A handful of other Republican senators — including Ted Cruz of Texas, Lindsey Graham of South Carolina, Marco Rubio of Florida and Mike Lee of Utah — also are calling for a delay.

"It would be insane if we re-elect the same leadership two days from now — if we say: 'Hey nothing happened, everything’s good. Keep rowing off the waterfall, crash into the rocks. Everything's awesome,'" Cruz said Monday on his podcast, "Verdict with Ted Cruz."

"Listen, if you have the No. 1 team in the nation and you get crushed and you get crushed and you get crushed, you know what happens? They fire the coach," he continued. "The idea that we would have leadership elections on Wednesday is insane."

Asked whether he thought he had enough support to retain the leadership, McConnell told reporters, "Of course."

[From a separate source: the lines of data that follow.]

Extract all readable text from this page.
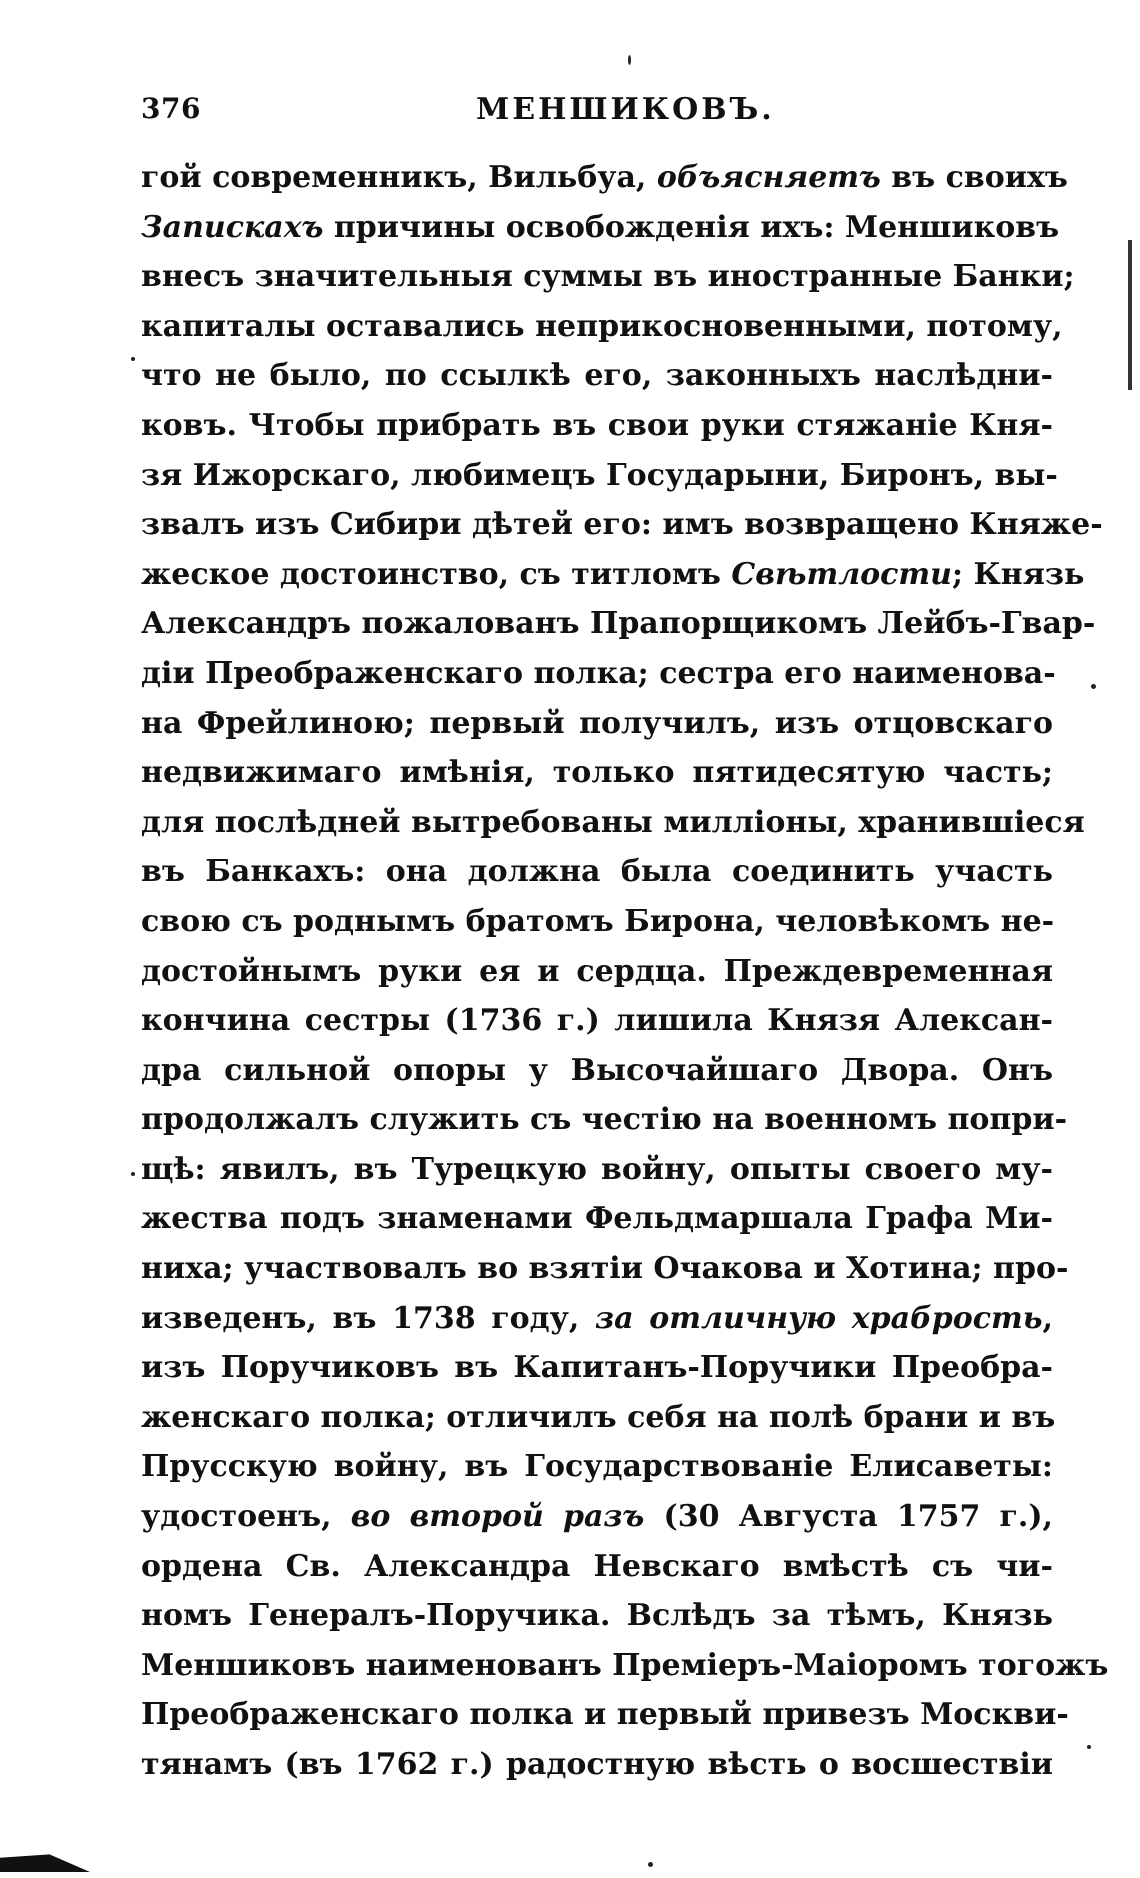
376	МЕНШИКОВЪ.
гой современникъ, Вильбуа, объясняетъ въ своихъ
Запискахъ причины освобожденія ихъ: Меншиковъ
внесъ значительныя суммы въ иностранные Банки;
капиталы оставались неприкосновенными, потому,
что не было, по ссылкѣ его, законныхъ наслѣдни-
ковъ. Чтобы прибрать въ свои руки стяжаніе Кня-
зя Ижорскаго, любимецъ Государыни, Биронъ, вы-
звалъ изъ Сибири дѣтей его: имъ возвращено Княже-
жеское достоинство, съ титломъ Свѣтлости; Князь
Александръ пожалованъ Прапорщикомъ Лейбъ-Гвар-
діи Преображенскаго полка; сестра его наименова-
на Фрейлиною; первый получилъ, изъ отцовскаго
недвижимаго имѣнія, только пятидесятую часть;
для послѣдней вытребованы милліоны, хранившіеся
въ Банкахъ: она должна была соединить участь
свою съ роднымъ братомъ Бирона, человѣкомъ не-
достойнымъ руки ея и сердца. Преждевременная
кончина сестры (1736 г.) лишила Князя Алексан-
дра сильной опоры у Высочайшаго Двора. Онъ
продолжалъ служить съ честію на военномъ попри-
щѣ: явилъ, въ Турецкую войну, опыты своего му-
жества подъ знаменами Фельдмаршала Графа Ми-
ниха; участвовалъ во взятіи Очакова и Хотина; про-
изведенъ, въ 1738 году, за отличную храбрость,
изъ Поручиковъ въ Капитанъ-Поручики Преобра-
женскаго полка; отличилъ себя на полѣ брани и въ
Прусскую войну, въ Государствованіе Елисаветы:
удостоенъ, во второй разъ (30 Августа 1757 г.),
ордена Св. Александра Невскаго вмѣстѣ съ чи-
номъ Генералъ-Поручика. Вслѣдъ за тѣмъ, Князь
Меншиковъ наименованъ Премiеръ-Маiоромъ тогожъ
Преображенскаго полка и первый привезъ Москви-
тянамъ (въ 1762 г.) радостную вѣсть о восшествіи
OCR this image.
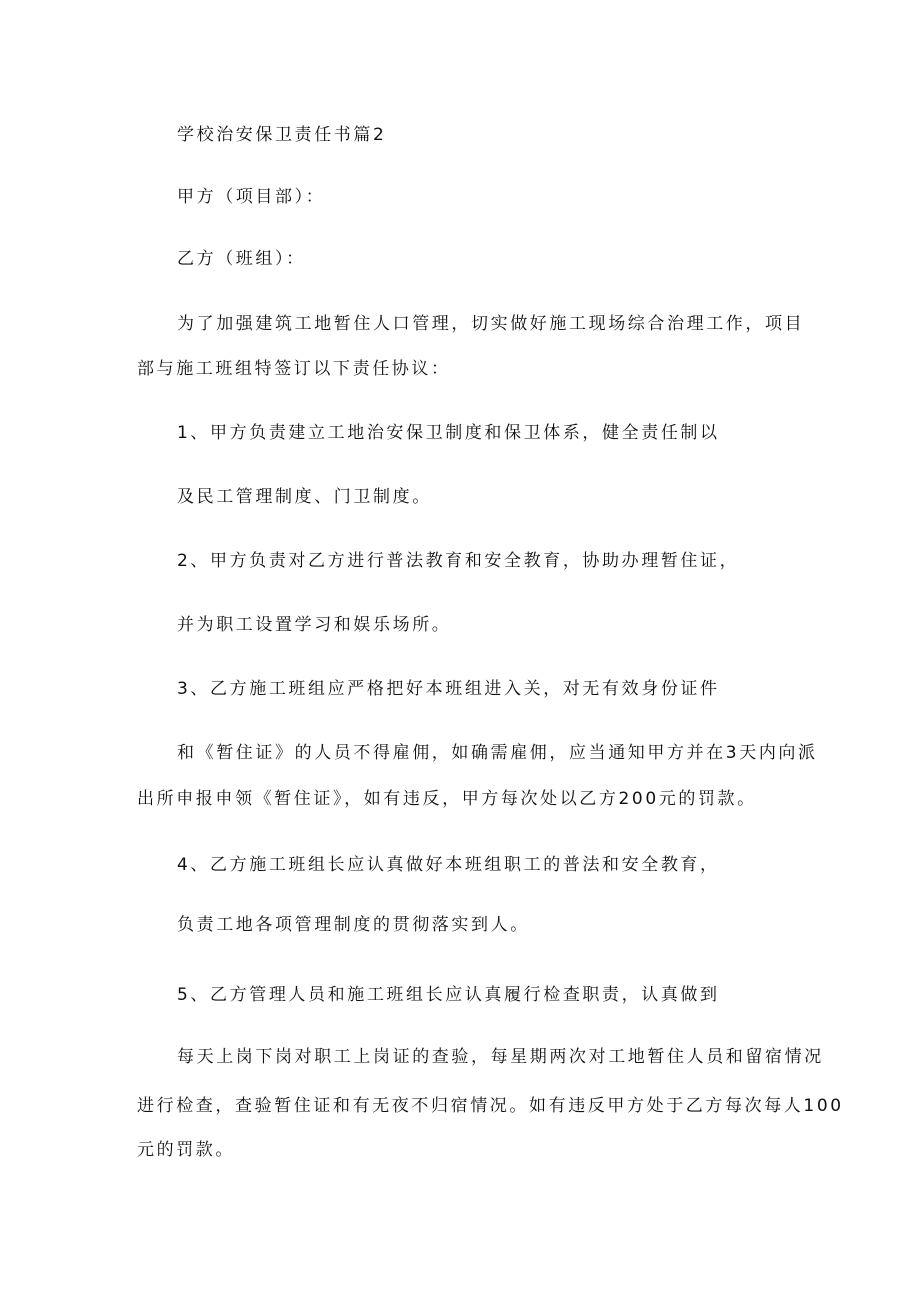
学校治安保卫责任书篇2
甲方（项目部）：
乙方（班组）：
为了加强建筑工地暂住人口管理，切实做好施工现场综合治理工作，项目
部与施工班组特签订以下责任协议：
1、甲方负责建立工地治安保卫制度和保卫体系，健全责任制以
及民工管理制度、门卫制度。
2、甲方负责对乙方进行普法教育和安全教育，协助办理暂住证，
并为职工设置学习和娱乐场所。
3、乙方施工班组应严格把好本班组进入关，对无有效身份证件
和《暂住证》的人员不得雇佣，如确需雇佣，应当通知甲方并在3天内向派
出所申报申领《暂住证》，如有违反，甲方每次处以乙方200元的罚款。
4、乙方施工班组长应认真做好本班组职工的普法和安全教育，
负责工地各项管理制度的贯彻落实到人。
5、乙方管理人员和施工班组长应认真履行检查职责，认真做到
每天上岗下岗对职工上岗证的查验，每星期两次对工地暂住人员和留宿情况
进行检查，查验暂住证和有无夜不归宿情况。如有违反甲方处于乙方每次每人100
元的罚款。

McCarthy and McConnell have political incentives to move quickly. With conservative discontent brewing, any lengthy delay could create openings for possible challengers to build up support.

But not all Freedom Caucus members would line up behind Biggs if he took on McCarthy. Rep. Marjorie Taylor Greene, R-Ga., a staunch Trump ally who has clashed with McCarthy, said a conservative challenge to McCarthy would be “very risky” and “bad strategy” and claimed it could lead to a situation in which Democrats cut a deal with a handful of anti-Trump Republicans to elect Rep. Liz Cheney of Wyoming as speaker.

“Do we want to see that challenge open the door to Nancy Pelosi handing the gavel to Liz Cheney? Is that what everybody really wants? Because I will not do it. There is no way in hell I will stand there and allow that to happen,” Greene said on Steve Bannon’s podcast, “War Room.”

On the other side of the aisle, President Joe Biden appears to support Speaker Nancy Pelosi’s continuing on as the top Democrat in the House should she decide to seek the post again.

“I hope you stick,” Biden told Pelosi, D-Calif., last week after the midterm elections, a Democratic aide confirmed Monday. The president's remarks were first reported by Politico.

NBC News has asked the White House for comment.